Tenho um grande interesse sobre a mecânica que rege feitura das histórias, sejam elas escritas, encenadas ou filmadas, e por isso mesmo sou leitor voraz de tudo quanto é manual que se propões a “ensinar” o lance. Não escondo que durante certa época acreditava piamente na eficácia dessas maravilhas, e se hoje costumo ser mais cético quanto a determinados medalhões e técnicas, ainda me divirto sabendo o que as pessoas têm a dizer sobre o assunto. E por isso costumo me espantar quando vejo em alguns manuais/cursos/palestras/escolas, frases do tipo “aqui não damos receitas, blá, blá, blá...”.
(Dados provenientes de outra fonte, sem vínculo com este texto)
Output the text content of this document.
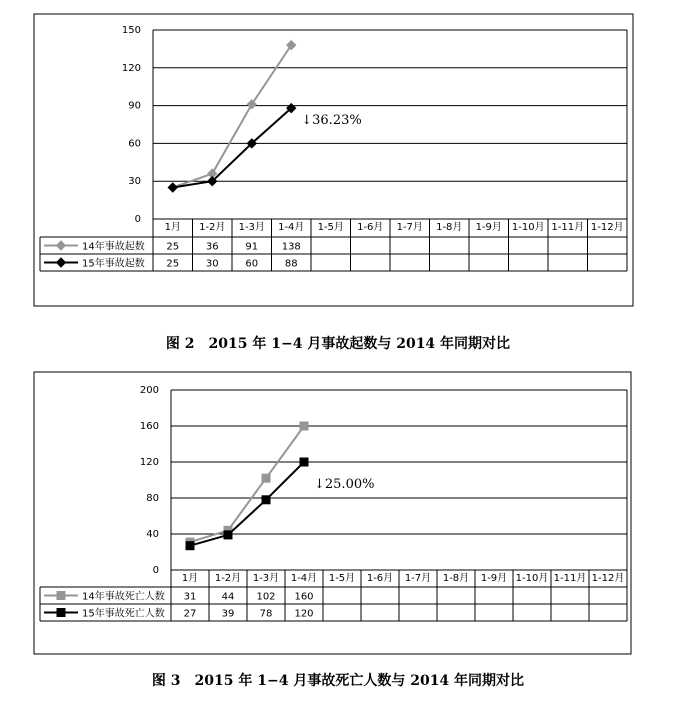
0
30
60
90
120
150
1月 1-2月 1-3月 1-4月 1-5月 1-6月 1-7月 1-8月 1-9月 1-10月 1-11月 1-12月
14年事故起数 25	36	91 138
15年事故起数 25	30	60	88
↓36.23%
图 2　2015 年 1−4 月事故起数与 2014 年同期对比
0
40
80
120
160
200
1月 1-2月 1-3月 1-4月 1-5月 1-6月 1-7月 1-8月 1-9月 1-10月 1-11月 1-12月
14年事故死亡人数 31	44 102 160
15年事故死亡人数 27	39	78 120
↓25.00%
图 3　2015 年 1−4 月事故死亡人数与 2014 年同期对比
Acho que se alguém se dispôs a reunir sua experiência pessoal numa mídia qualquer e está disposto a oferecer isso às pessoas, está sim dando uma receita. O que acontece, na verdade, é que existem receitas que mandam você colocar 3,278 colheres de açúcar, e outras que dizem apenas “açúcar a gosto”. Mas no frigir dos ovos é sempre a mesma coisa (estou gastronômico hoje, não?). Claro, tem gente que tem a consciência de dizer É ASSIM QUE FAÇO, invés de É ASSIM QUE VOCÊ DEVERIA FAZER, e tendo a simpatizar com o primeiro grupo, mas não deixo de querer saber o que o segundo diz. Nem que seja pra refutar tudo imediatamente.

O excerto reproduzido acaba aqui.